Adolescent trauma is an increasing issue for both paediatric and adult emergency departments. This month brings a publication in EMJ describing the causes and nature of adolescent trauma.
Why was this study necessary?
We know that adolescence is the period where young people are most likely to die (1300 UK adolescents deaths in 2014), and that the leading cause of adolescent mortality is trauma.
This paper describes trends in adolescent trauma to inform public health policy and health promotion strategies. No previous papers have used the TARN database adolescent patient group.
What age is an adolescent?
This isn’t an easy question and a variation reflects where these patients are treated. Adolescent trauma patients are often treated in Adult EDs, paediatric EDs, or mixed EDs, depending on many factors.
The WHO and UNICEF define an adolescent as aged 10-19, but a recent paper uses 10-24 years and the RCPCH has supported this.
Who were the patients?
Patient information was taken from the TARN database (Trauma Audit Research Network). It included adolescents (10-24 years old) from English sites over a ten-year period (2008-2017). During that time, there were 40,680 cases of adolescent trauma. 79% were male, and 80% fell into the 16-24 year old group.
What were the most common causes of trauma?
Road traffic accidents were responsible for 50.3% of adolescent trauma. In the 10-15 year group, this was most commonly as pedestrians or cyclists, whereas in the 16-24 year group, this was most commonly as drivers, motorcyclists, or passengers.
The proportion of stabbings increased from 6.9% in 2008 to 10.2% of all adolescent trauma in 2017. The actual number of stabbings reported increased from 140 in 2008 to 544 in 2017.
20% of cases showed evidence of alcohol or drug use at the time of injury. And those who had ingested alcohol or drugs had a higher median ISS (14 v 10) but lower mortality (2.6% v 4.2%).
Most patients presented between Friday and Sunday (53%) and the peak presentation month was May. In 2008, 45% were treated in an MTC, but by 2017 63% of adolescent trauma was treated in an MTC (rather than a Trauma Unit).
What were the outcomes, and what can we learn?
17% had polytrauma, and 32% required rehabilitation. There was a mortality rate of 4.1%, and this was higher in the 16-24 year age group (4.4% v 3.2%), but this is only those who died in the hospital and did not include pre-hospital deaths.
Adolescent trauma is more common in males and in the older adolescent age group. It is most common in the summer and at weekends, with those 10-15 years old presenting mainly between 0800 and midnight (94%).
Road traffic accidents are the most common cause of trauma in adolescents. However, we need to take note that the incidence of stabbings doubled between 2014 and 2017.

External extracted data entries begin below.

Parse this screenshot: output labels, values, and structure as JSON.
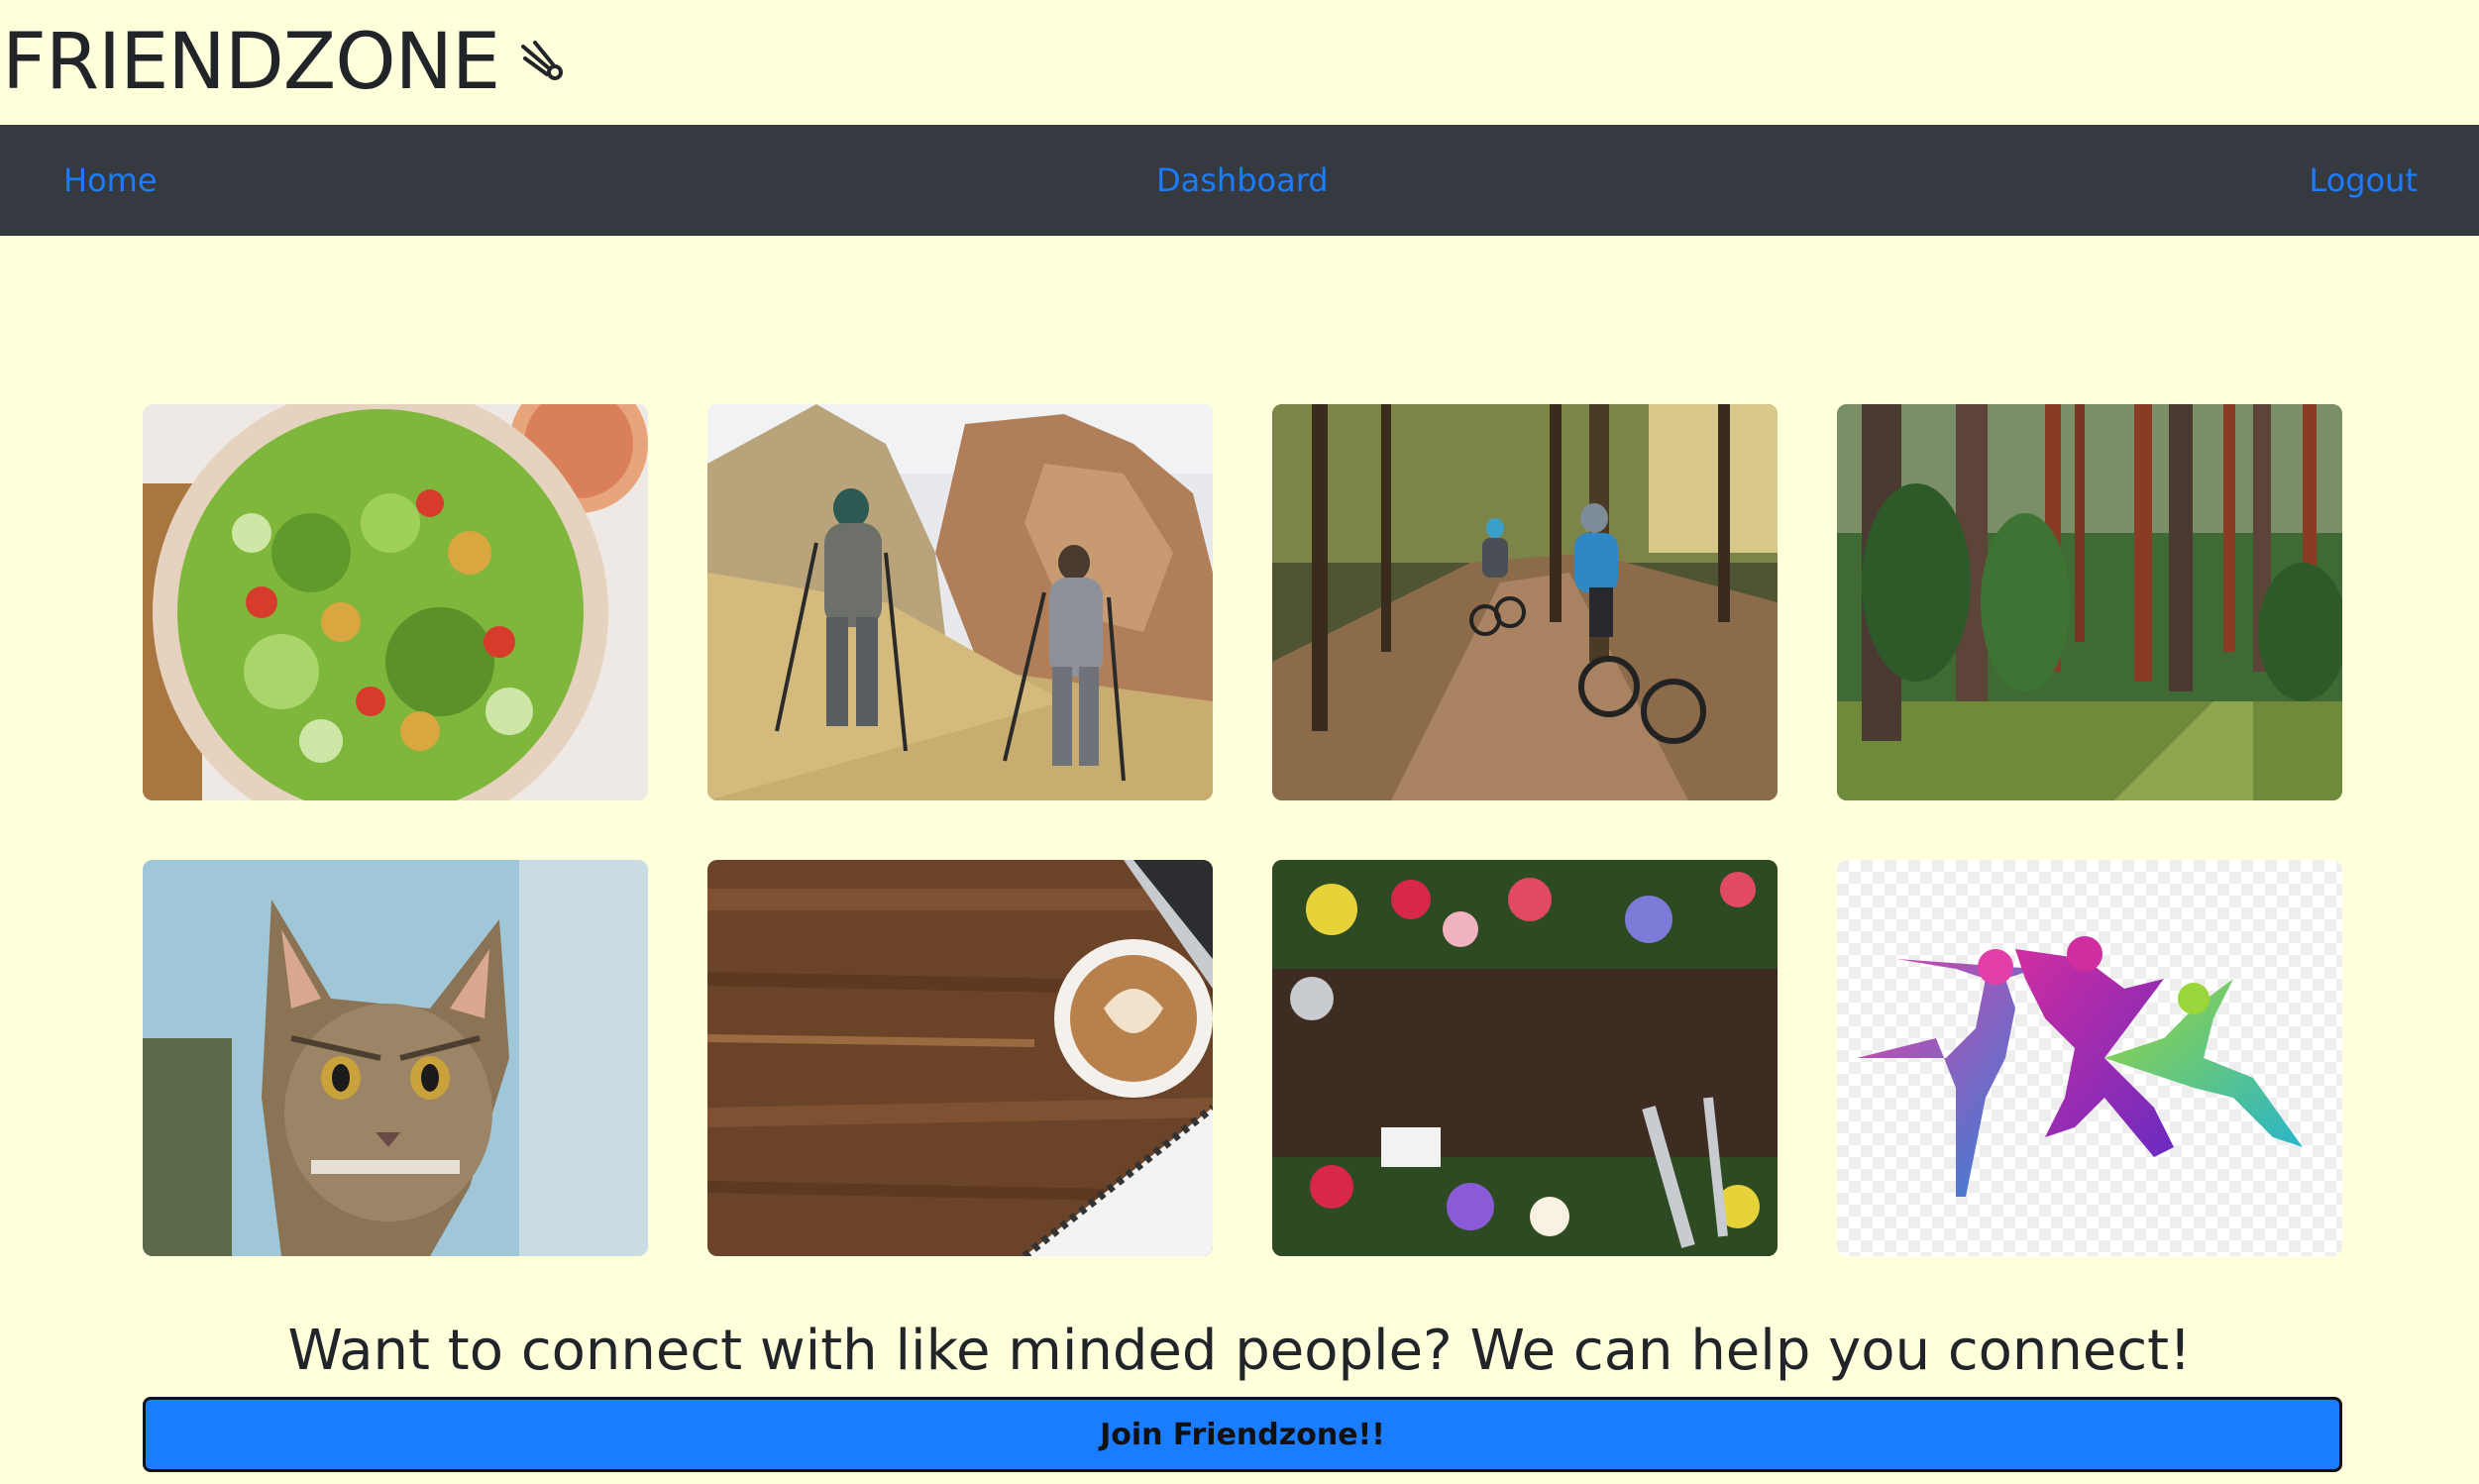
{
  "brand": {
    "title": "FRIENDZONE",
    "icon": "meteor-icon"
  },
  "nav": {
    "home": "Home",
    "dashboard": "Dashboard",
    "logout": "Logout"
  },
  "gallery": {
    "images": [
      {
        "subject": "salad bowl"
      },
      {
        "subject": "two hikers on a rocky hillside"
      },
      {
        "subject": "cyclists on a forest trail"
      },
      {
        "subject": "tall trees in a green forest"
      },
      {
        "subject": "tabby cat"
      },
      {
        "subject": "wooden desk with latte art coffee"
      },
      {
        "subject": "garden soil with flowers and tools"
      },
      {
        "subject": "colorful dancer silhouettes"
      }
    ]
  },
  "cta": {
    "tagline": "Want to connect with like minded people? We can help you connect!",
    "button": "Join Friendzone!!"
  },
  "colors": {
    "background": "#ffffdc",
    "navbar": "#343a40",
    "link": "#1a7cff",
    "button": "#1a7cff"
  }
}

Author commentary by Stephen Mullen
The management of the trauma patient has evolved markedly over the last decade, with the advent of major trauma networks, formalised trauma teams and bespoke trauma courses. An area where there is a lack of evidence is adolescent trauma.
As with most research projects, epidemiology is a key competency, allowing for a greater understanding of how adolescents get injured, their outcomes, and how this changes over time. (As a medical student, if you had told me that one day I would write an epidemiology paper, I probably would have choked on my pint, but it turns out they are quite useful!).

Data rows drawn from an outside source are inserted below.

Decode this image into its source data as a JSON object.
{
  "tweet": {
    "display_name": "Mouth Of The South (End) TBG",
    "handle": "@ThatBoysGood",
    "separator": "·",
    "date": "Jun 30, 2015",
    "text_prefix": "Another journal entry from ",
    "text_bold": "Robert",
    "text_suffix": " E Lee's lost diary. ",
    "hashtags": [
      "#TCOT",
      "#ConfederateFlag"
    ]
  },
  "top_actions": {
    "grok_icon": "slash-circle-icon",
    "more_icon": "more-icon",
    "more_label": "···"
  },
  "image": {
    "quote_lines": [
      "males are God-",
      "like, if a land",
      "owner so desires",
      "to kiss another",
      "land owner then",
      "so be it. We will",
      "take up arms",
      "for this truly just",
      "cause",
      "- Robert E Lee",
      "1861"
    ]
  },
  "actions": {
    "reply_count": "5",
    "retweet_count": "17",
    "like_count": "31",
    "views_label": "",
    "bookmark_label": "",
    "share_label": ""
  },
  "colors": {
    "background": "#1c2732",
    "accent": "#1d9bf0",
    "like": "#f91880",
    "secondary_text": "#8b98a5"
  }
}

It was a surprise that the data identified a 2.6-fold increase in adolescent trauma during the study period. One may assume that better reporting and increasing hospital numbers are the major driving force behind this increase but even when this is taken into account an increasing trend remained.
An interesting, but not unexpected finding was an increase in the proportion of trauma reported due to violence. This rise is in keeping with the almost daily media coverage of knife crime in urban English settings.

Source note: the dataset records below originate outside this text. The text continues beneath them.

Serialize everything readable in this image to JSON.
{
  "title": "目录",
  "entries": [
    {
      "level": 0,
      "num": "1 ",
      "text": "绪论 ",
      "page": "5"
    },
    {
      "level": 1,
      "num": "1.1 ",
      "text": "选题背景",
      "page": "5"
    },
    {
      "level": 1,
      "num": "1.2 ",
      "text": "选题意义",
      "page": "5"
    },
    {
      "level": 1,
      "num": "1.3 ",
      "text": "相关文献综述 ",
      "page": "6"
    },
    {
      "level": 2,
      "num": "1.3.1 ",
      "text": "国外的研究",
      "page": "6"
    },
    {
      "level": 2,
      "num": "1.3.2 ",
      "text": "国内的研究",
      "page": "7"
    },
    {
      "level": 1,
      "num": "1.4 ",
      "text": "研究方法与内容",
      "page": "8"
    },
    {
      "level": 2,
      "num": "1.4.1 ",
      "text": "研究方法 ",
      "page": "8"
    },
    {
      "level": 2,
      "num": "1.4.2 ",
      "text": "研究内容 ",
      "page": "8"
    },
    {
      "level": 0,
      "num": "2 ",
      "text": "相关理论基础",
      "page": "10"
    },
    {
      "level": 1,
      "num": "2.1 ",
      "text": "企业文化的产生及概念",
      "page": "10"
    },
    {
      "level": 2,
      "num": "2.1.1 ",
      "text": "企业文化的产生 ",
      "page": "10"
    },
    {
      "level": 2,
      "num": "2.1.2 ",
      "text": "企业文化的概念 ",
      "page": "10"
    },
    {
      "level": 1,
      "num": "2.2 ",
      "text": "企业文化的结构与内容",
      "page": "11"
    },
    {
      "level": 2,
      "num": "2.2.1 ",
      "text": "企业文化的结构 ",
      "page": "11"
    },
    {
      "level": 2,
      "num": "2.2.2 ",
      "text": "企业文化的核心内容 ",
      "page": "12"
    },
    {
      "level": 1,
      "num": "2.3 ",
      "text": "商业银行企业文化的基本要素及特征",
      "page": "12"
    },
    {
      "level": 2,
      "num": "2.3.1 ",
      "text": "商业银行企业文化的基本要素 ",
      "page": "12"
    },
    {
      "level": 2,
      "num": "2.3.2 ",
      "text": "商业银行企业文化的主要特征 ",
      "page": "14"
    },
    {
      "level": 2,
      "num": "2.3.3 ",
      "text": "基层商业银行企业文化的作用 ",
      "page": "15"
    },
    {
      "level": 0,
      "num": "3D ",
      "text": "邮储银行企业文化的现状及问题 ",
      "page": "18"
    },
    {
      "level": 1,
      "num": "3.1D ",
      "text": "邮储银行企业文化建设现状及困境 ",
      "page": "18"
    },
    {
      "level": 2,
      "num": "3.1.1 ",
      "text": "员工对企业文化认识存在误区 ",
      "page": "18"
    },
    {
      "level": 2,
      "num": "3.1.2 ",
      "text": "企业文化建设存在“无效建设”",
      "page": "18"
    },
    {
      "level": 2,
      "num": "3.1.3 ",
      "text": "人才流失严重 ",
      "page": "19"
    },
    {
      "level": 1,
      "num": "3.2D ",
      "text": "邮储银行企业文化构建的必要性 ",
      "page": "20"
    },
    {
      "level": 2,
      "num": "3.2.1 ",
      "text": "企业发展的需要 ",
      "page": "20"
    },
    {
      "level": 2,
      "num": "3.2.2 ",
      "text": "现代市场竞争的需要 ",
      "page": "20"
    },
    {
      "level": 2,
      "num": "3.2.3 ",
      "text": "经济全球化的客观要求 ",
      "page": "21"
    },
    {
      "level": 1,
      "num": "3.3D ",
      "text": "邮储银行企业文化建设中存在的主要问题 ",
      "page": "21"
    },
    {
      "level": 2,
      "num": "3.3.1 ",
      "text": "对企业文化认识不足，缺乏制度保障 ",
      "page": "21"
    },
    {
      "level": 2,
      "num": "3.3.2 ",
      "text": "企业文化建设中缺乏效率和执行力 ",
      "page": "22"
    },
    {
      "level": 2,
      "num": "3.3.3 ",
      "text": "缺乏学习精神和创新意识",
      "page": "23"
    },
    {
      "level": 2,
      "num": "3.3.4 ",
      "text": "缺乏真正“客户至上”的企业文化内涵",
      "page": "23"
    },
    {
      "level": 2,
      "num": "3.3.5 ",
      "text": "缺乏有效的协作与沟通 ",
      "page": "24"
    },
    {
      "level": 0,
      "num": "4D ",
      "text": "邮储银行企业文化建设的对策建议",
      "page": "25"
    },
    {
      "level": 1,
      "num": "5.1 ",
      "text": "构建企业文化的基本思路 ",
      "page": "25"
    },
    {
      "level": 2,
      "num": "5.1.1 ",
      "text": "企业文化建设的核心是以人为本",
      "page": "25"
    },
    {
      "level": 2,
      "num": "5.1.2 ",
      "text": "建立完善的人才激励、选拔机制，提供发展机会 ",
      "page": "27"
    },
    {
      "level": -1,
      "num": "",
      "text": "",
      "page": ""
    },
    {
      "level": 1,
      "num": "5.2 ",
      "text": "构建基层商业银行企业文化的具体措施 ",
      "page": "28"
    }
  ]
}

Our study paints the picture of adolescent trauma in England over the last 10 years, with some headline grabbing results. These include the high proportion of road traffic collisions, the increase in presentations related to violence, in particular stabbings and the concerning role that alcohol, drugs as well as psychiatric co-morbidities may play in these presentations.
We hope this paper’s key message is the need for prevention. Legislators and healthcare authorities should act to protect our youth and prioritise appropriate resources to do so. Without this, we may be reporting the same results in five years.
Thanks for sharing the valuable data. There remains a great need for improved multi-disciplinary approaches for younger people/s wellness and health education. The potential benefits in addressing the worrying trends that you recount as well as developing better approaches to risky behaviours and learning can be addressed across the hospital-community- school- justice and family interface.